Les bonnes relations entre Dreamworks et la France n'ont rien de nouvelle. Si Disney a eu un studio en France (à Montreuil plus précisément), Dreamworks a bons nombres de français au sein de ses animateurs, la plupart venant de l'école des Gobelins. Il n'a pas fallu très longtemps pour qu'un français soit promu réalisateur d'un de leurs films, puisque Bibo Bergeron avait repris en main le troisième film du studio, en compagnie de Don Paul. Si La route d'Eldorado (2000) fut un énorme four commercial (76 millions de dollars de recettes pour 90 millions de dollars de budget), Bergeron a tout de même pu diriger un autre film pour le studio, le désastreux Gang de requins (qui fut toutefois un succès en 2004).
Pierre Perifel a fait ses classes chez les Gobelins lui aussi, avant de travailler sur quelques films comme Tous à l'Ouest (Olivier Jean-Marie, 2007). Néanmoins, c'est vraiment chez Dreamworks qu'il s'impose en étant animateur sur les Kung fu panda (2008-2016), Monstres contre aliens (Letterman, Vernon, 2009) ou Rise of the guardians (Peter Ramsay, 2012). Au bout de quelques années, Perifel demande à réaliser un long-métrage et il s'intéresse alors à une série de récits pour enfants signée Aaron Blabey (2015-). Après avoir fait une sorte de bande-annonce storyboardée, Dreamworks lui a donné le feu vert.
Avec la crise du covid-19, Les Bad Guys a été plusieurs fois repoussé avant d'atteindre les salles en ce début avril. Le star-talent des versions françaises de Dreamworks a toujours varié, allant du très bien (les Shrek, La route d'Eldorado) à l'hasardeux / foireux (Nos voisins les hommes, Rise of the guardians...). Ici, on est sur une sorte d'entre-deux. C'est pas mal, mais on voit par exemple une nette différence entre Damien Boisseau jouant le Loup dans la bande-annonce et Pierre Niney qui le double finalement. De même, on peut être horripilé par le générique de fin français se focalisant uniquement sur les star-talents, laissant de vulgaires arrêts sur image sans crédit pour les acteurs de doublage dits "normaux". A croire qu'Igor Gotesman et Doully vont parler au grand public.
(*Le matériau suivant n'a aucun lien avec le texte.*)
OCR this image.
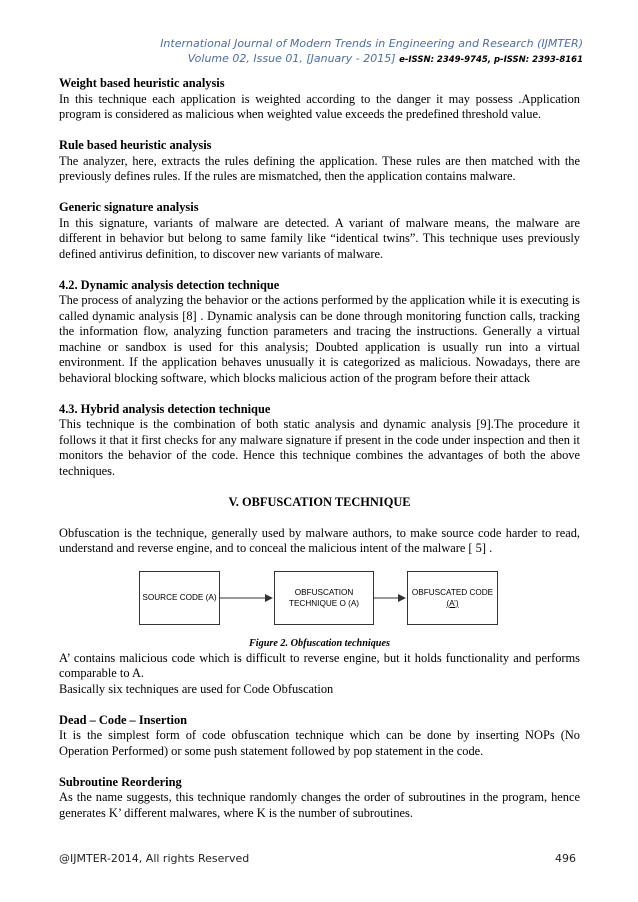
International Journal of Modern Trends in Engineering and Research (IJMTER)
Volume 02, Issue 01, [January - 2015] e-ISSN: 2349-9745, p-ISSN: 2393-8161
Weight based heuristic analysis

In this technique each application is weighted according to the danger it may possess .Application program is considered as malicious when weighted value exceeds the predefined threshold value.

Rule based heuristic analysis

The analyzer, here, extracts the rules defining the application. These rules are then matched with the previously defines rules. If the rules are mismatched, then the application contains malware.

Generic signature analysis

In this signature, variants of malware are detected. A variant of malware means, the malware are different in behavior but belong to same family like “identical twins”. This technique uses previously defined antivirus definition, to discover new variants of malware.

4.2. Dynamic analysis detection technique

The process of analyzing the behavior or the actions performed by the application while it is executing is called dynamic analysis [8] . Dynamic analysis can be done through monitoring function calls, tracking the information flow, analyzing function parameters and tracing the instructions. Generally a virtual machine or sandbox is used for this analysis; Doubted application is usually run into a virtual environment. If the application behaves unusually it is categorized as malicious. Nowadays, there are behavioral blocking software, which blocks malicious action of the program before their attack

4.3. Hybrid analysis detection technique

This technique is the combination of both static analysis and dynamic analysis [9].The procedure it follows it that it first checks for any malware signature if present in the code under inspection and then it monitors the behavior of the code. Hence this technique combines the advantages of both the above techniques.

V. OBFUSCATION TECHNIQUE

Obfuscation is the technique, generally used by malware authors, to make source code harder to read, understand and reverse engine, and to conceal the malicious intent of the malware [ 5] .

SOURCE CODE (A)
OBFUSCATION
TECHNIQUE O (A)
OBFUSCATED CODE
(A’)
Figure 2. Obfuscation techniques

A’ contains malicious code which is difficult to reverse engine, but it holds functionality and performs comparable to A.

Basically six techniques are used for Code Obfuscation

Dead – Code – Insertion

It is the simplest form of code obfuscation technique which can be done by inserting NOPs (No Operation Performed) or some push statement followed by pop statement in the code.

Subroutine Reordering

As the name suggests, this technique randomly changes the order of subroutines in the program, hence generates K’ different malwares, where K is the number of subroutines.

@IJMTER-2014, All rights Reserved	496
Bien qu'adapté d'une œuvre littéraire, Les Bad Guys fait pas mal penser à Zootopie (Howard, Moore, 2016). En effet, dans les deux films, des animaux dits dangereux sont mal vus par la société, au point de se conformer à ce statut. Au contraire d'animaux plus mignons qui se permettent des crimes en jouant sur un côté inoffensif au final inexistant. Les deux récits jouent donc sur les apparences trompeuses, les méchants n'étant pas ceux que l'on croit. Qui plus est en prenant les genres qu'ils abordent avec un minimum de sérieux (le policier et le film de braquage).
Néanmoins, les deux films ont des différences indéniables. L'Homme est bien présent dans Les Bad Guys symbolisé notamment par la chef de la police, prête à tout pour coffrer le groupe de braqueurs. Bien que le Loup est mis en avant, chaque membre du groupe a sa personnalité et ses capacités spécifiques.
L'animation est superbe et ne se repose pas sur des CGI. Il y a un mélange d'animation traditionnelle en 2D, de 3D et de CGI et le tout fonctionne du tonnerre. Ce qui en fait certainement le film Dreamworks le plus intéressant et novateur visuellement depuis Rise of the guardians (les suites de Dragons étaient très belles, mais étaient dans la continuité du style du premier film). Puis revoir Dreamworks aller vers ce type de style 19 ans après l'inégal Sinbad (Johnson, Gilmore) fait plaisir. Pour preuve la poursuite inaugurale, magnifique morceau de bravoure où il ne manque qu'un peu de funk pour être en osmose totale (on pense aux poursuites délirantes de la série Funky Cops). Ou cette superbe scène de danse, jouant pleinement des effets de la robe du Gouverneur.
Là où certains des films Dreamworks ont un humour aussi bateau que lourdingue, celui des Bad Guys est bien dosé et le film se suit sans déplaisir. Les Bad Guys est bien la preuve que quand Dreamworks a un projet en or, le studio va le sublimer. Il apparaît déjà comme un de ses classiques récents et Pierre Perifel est définitivement un artiste à suivre.